Tom has shown great bravery and integrity under some unusual and stressful situations by undergoing a liver transplant before the start of the basketball season, but the most impressive part was how hard he worked to return before the end of November and travel with the men’s basketball team he has covered for the last 11 years.
Tom attended that first game, against Georgia Tech, intent on staying in the background and letting the spotlight shine on the student-athletes.
Because in this job, it’s never been about Tom.
“At the University of Tennessee we are all better because Tom Satkowiak is in our lives,” said Fulmer.
Even upon learning he was selected for the Bud Nangle award, Tom was quick to deflect the spotlight to others.
“I’m shocked and humbled to receive CoSIDA’s Bud Nangle Award,” he said when the award was first announced. “I don’t feel as though I did anything remarkable. I simply came to work and tried my best to serve my alma mater.
“I’m grateful for the incredible support I received from our entire Tennessee Athletics family during a challenging season of life. The opportunity to work alongside them to positively impact our student-athletes provided a sense of normalcy when I desperately needed a distraction from personal circumstance.”

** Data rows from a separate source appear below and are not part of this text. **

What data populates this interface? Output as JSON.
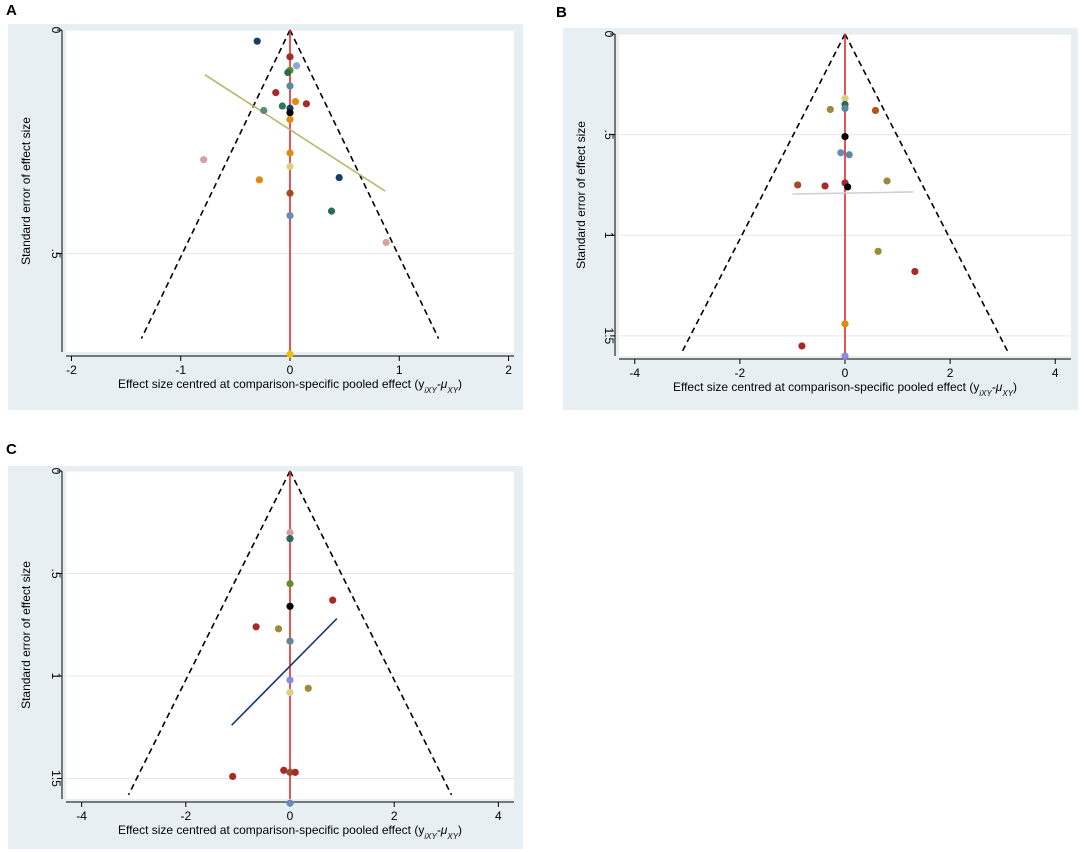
{
  "figure": {
    "panel_labels": [
      "A",
      "B",
      "C"
    ]
  },
  "colors": {
    "outer_bg": "#e8eff3",
    "plot_bg": "#ffffff",
    "grid": "#e4e8ec",
    "axis": "#000000",
    "null_line": "#e02a2a",
    "funnel": "#000000"
  },
  "chart_data": [
    {
      "panel": "A",
      "type": "scatter",
      "xlabel": "Effect size centred at comparison-specific pooled effect (y",
      "xlabel_sub": "iXY",
      "xlabel_minus": "-μ",
      "xlabel_sub2": "XY",
      "xlabel_close": ")",
      "ylabel": "Standard error of effect size",
      "xlim": [
        -2.05,
        2.05
      ],
      "ylim": [
        0,
        0.72
      ],
      "x_ticks": [
        -2,
        -1,
        0,
        1,
        2
      ],
      "x_tick_labels": [
        "-2",
        "-1",
        "0",
        "1",
        "2"
      ],
      "y_ticks": [
        0,
        0.5
      ],
      "y_tick_labels": [
        "0",
        ".5"
      ],
      "funnel": {
        "apex": [
          0,
          0
        ],
        "base_y": 0.69,
        "half_width": 1.36
      },
      "regression_line": {
        "x": [
          -0.78,
          0.87
        ],
        "y": [
          0.1,
          0.36
        ],
        "color": "#b8b86a"
      },
      "points": [
        {
          "x": -0.3,
          "y": 0.025,
          "color": "#1a3b6b"
        },
        {
          "x": 0.0,
          "y": 0.06,
          "color": "#a62a2a"
        },
        {
          "x": 0.06,
          "y": 0.08,
          "color": "#8aa8d0"
        },
        {
          "x": 0.0,
          "y": 0.09,
          "color": "#6b8a2a"
        },
        {
          "x": -0.02,
          "y": 0.095,
          "color": "#2a6a4a"
        },
        {
          "x": 0.0,
          "y": 0.125,
          "color": "#5a8aa0"
        },
        {
          "x": -0.13,
          "y": 0.14,
          "color": "#a62a2a"
        },
        {
          "x": -0.07,
          "y": 0.17,
          "color": "#2a7a5a"
        },
        {
          "x": 0.05,
          "y": 0.16,
          "color": "#e08a10"
        },
        {
          "x": 0.15,
          "y": 0.165,
          "color": "#a62a2a"
        },
        {
          "x": 0.0,
          "y": 0.175,
          "color": "#1a3b6b"
        },
        {
          "x": 0.0,
          "y": 0.185,
          "color": "#000000"
        },
        {
          "x": -0.24,
          "y": 0.18,
          "color": "#5a8a7a"
        },
        {
          "x": 0.0,
          "y": 0.2,
          "color": "#e08a10"
        },
        {
          "x": 0.0,
          "y": 0.275,
          "color": "#e08a10"
        },
        {
          "x": -0.79,
          "y": 0.29,
          "color": "#d8a0a0"
        },
        {
          "x": 0.0,
          "y": 0.305,
          "color": "#d8d080"
        },
        {
          "x": -0.28,
          "y": 0.335,
          "color": "#e08a10"
        },
        {
          "x": 0.45,
          "y": 0.33,
          "color": "#1a3b6b"
        },
        {
          "x": 0.0,
          "y": 0.365,
          "color": "#a04a2a"
        },
        {
          "x": 0.38,
          "y": 0.405,
          "color": "#2a6a5a"
        },
        {
          "x": 0.0,
          "y": 0.415,
          "color": "#6a8ab8"
        },
        {
          "x": 0.88,
          "y": 0.475,
          "color": "#d8a0a0"
        },
        {
          "x": 0.0,
          "y": 0.725,
          "color": "#f0c000"
        }
      ]
    },
    {
      "panel": "B",
      "type": "scatter",
      "xlabel": "Effect size centred at comparison-specific pooled effect (y",
      "xlabel_sub": "iXY",
      "xlabel_minus": "-μ",
      "xlabel_sub2": "XY",
      "xlabel_close": ")",
      "ylabel": "Standard error of effect size",
      "xlim": [
        -4.3,
        4.3
      ],
      "ylim": [
        0,
        1.6
      ],
      "x_ticks": [
        -4,
        -2,
        0,
        2,
        4
      ],
      "x_tick_labels": [
        "-4",
        "-2",
        "0",
        "2",
        "4"
      ],
      "y_ticks": [
        0,
        0.5,
        1,
        1.5
      ],
      "y_tick_labels": [
        "0",
        ".5",
        "1",
        "1.5"
      ],
      "funnel": {
        "apex": [
          0,
          0
        ],
        "base_y": 1.59,
        "half_width": 3.12
      },
      "regression_line": {
        "x": [
          -1.0,
          1.3
        ],
        "y": [
          0.795,
          0.785
        ],
        "color": "#c8d0d8"
      },
      "points": [
        {
          "x": 0.0,
          "y": 0.32,
          "color": "#d8d080"
        },
        {
          "x": 0.0,
          "y": 0.35,
          "color": "#2a6a5a"
        },
        {
          "x": 0.0,
          "y": 0.37,
          "color": "#5a8aa0"
        },
        {
          "x": -0.28,
          "y": 0.375,
          "color": "#9a8a3a"
        },
        {
          "x": 0.58,
          "y": 0.38,
          "color": "#b0561a"
        },
        {
          "x": 0.0,
          "y": 0.51,
          "color": "#000000"
        },
        {
          "x": -0.08,
          "y": 0.59,
          "color": "#6a8ab8"
        },
        {
          "x": 0.08,
          "y": 0.6,
          "color": "#5a8aa0"
        },
        {
          "x": -0.9,
          "y": 0.75,
          "color": "#a04a2a"
        },
        {
          "x": -0.38,
          "y": 0.755,
          "color": "#a62a2a"
        },
        {
          "x": 0.0,
          "y": 0.74,
          "color": "#a62a2a"
        },
        {
          "x": 0.05,
          "y": 0.76,
          "color": "#000000"
        },
        {
          "x": 0.8,
          "y": 0.73,
          "color": "#9a8a3a"
        },
        {
          "x": 0.63,
          "y": 1.08,
          "color": "#9a8a3a"
        },
        {
          "x": 1.33,
          "y": 1.18,
          "color": "#a62a2a"
        },
        {
          "x": 0.0,
          "y": 1.44,
          "color": "#e08a10"
        },
        {
          "x": -0.82,
          "y": 1.55,
          "color": "#a62a2a"
        },
        {
          "x": 0.0,
          "y": 1.6,
          "color": "#8a8ae0"
        }
      ]
    },
    {
      "panel": "C",
      "type": "scatter",
      "xlabel": "Effect size centred at comparison-specific pooled effect (y",
      "xlabel_sub": "iXY",
      "xlabel_minus": "-μ",
      "xlabel_sub2": "XY",
      "xlabel_close": ")",
      "ylabel": "Standard error of effect size",
      "xlim": [
        -4.3,
        4.3
      ],
      "ylim": [
        0,
        1.6
      ],
      "x_ticks": [
        -4,
        -2,
        0,
        2,
        4
      ],
      "x_tick_labels": [
        "-4",
        "-2",
        "0",
        "2",
        "4"
      ],
      "y_ticks": [
        0,
        0.5,
        1,
        1.5
      ],
      "y_tick_labels": [
        "0",
        ".5",
        "1",
        "1.5"
      ],
      "funnel": {
        "apex": [
          0,
          0
        ],
        "base_y": 1.58,
        "half_width": 3.1
      },
      "regression_line": {
        "x": [
          -1.12,
          0.9
        ],
        "y": [
          1.24,
          0.72
        ],
        "color": "#1a3b6b"
      },
      "points": [
        {
          "x": 0.0,
          "y": 0.3,
          "color": "#d8a0a0"
        },
        {
          "x": 0.0,
          "y": 0.33,
          "color": "#2a6a5a"
        },
        {
          "x": 0.0,
          "y": 0.55,
          "color": "#6b8a2a"
        },
        {
          "x": 0.82,
          "y": 0.63,
          "color": "#a62a2a"
        },
        {
          "x": 0.0,
          "y": 0.66,
          "color": "#000000"
        },
        {
          "x": -0.65,
          "y": 0.76,
          "color": "#a62a2a"
        },
        {
          "x": -0.22,
          "y": 0.77,
          "color": "#9a8a3a"
        },
        {
          "x": 0.0,
          "y": 0.83,
          "color": "#5a8aa0"
        },
        {
          "x": 0.0,
          "y": 1.02,
          "color": "#8a8ae0"
        },
        {
          "x": 0.35,
          "y": 1.06,
          "color": "#9a8a3a"
        },
        {
          "x": 0.0,
          "y": 1.08,
          "color": "#d8d080"
        },
        {
          "x": -0.12,
          "y": 1.46,
          "color": "#a62a2a"
        },
        {
          "x": 0.0,
          "y": 1.47,
          "color": "#a04a2a"
        },
        {
          "x": 0.1,
          "y": 1.47,
          "color": "#a62a2a"
        },
        {
          "x": -1.1,
          "y": 1.49,
          "color": "#a62a2a"
        },
        {
          "x": 0.0,
          "y": 1.62,
          "color": "#6a8ab8"
        }
      ]
    }
  ]
}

And, as always, Satkowiak’s final thoughts on the award focused on others. “I’m honored to join Mike Williams of Illinois State and Chris Lakos of Georgia as a recipient of this award, and I’m thankful to CoSIDA for this touching recognition.”
The University of Tennessee athletics department produced the following video story on Satkowiak and the importance of being an organ donor:
About the Bud Nangle Award
Presented to a member of CoSIDA or to an individual outside of CoSIDA who shows ethics, integrity and bravery under unusual or stressful situations while carrying out their job duties. Voted on by the Special Awards Committee. Will be selected only if the Awards Committee deems worthy.
It honors Owen "Bud" Nangle, former longtime Sports Information Director at Northern Illinois and CoSIDA Hall of Famer who, in 1974, authored the CoSIDA Code of Ethics which is the standard for the profession to this day. Nangle was inducted into the CoSIDA Hall of Fame in 1993.
In October of 2007, NIU renamed its press box the "Bob and Joyce Nangle Press Box" in honor of Bud and his wife, Joyce.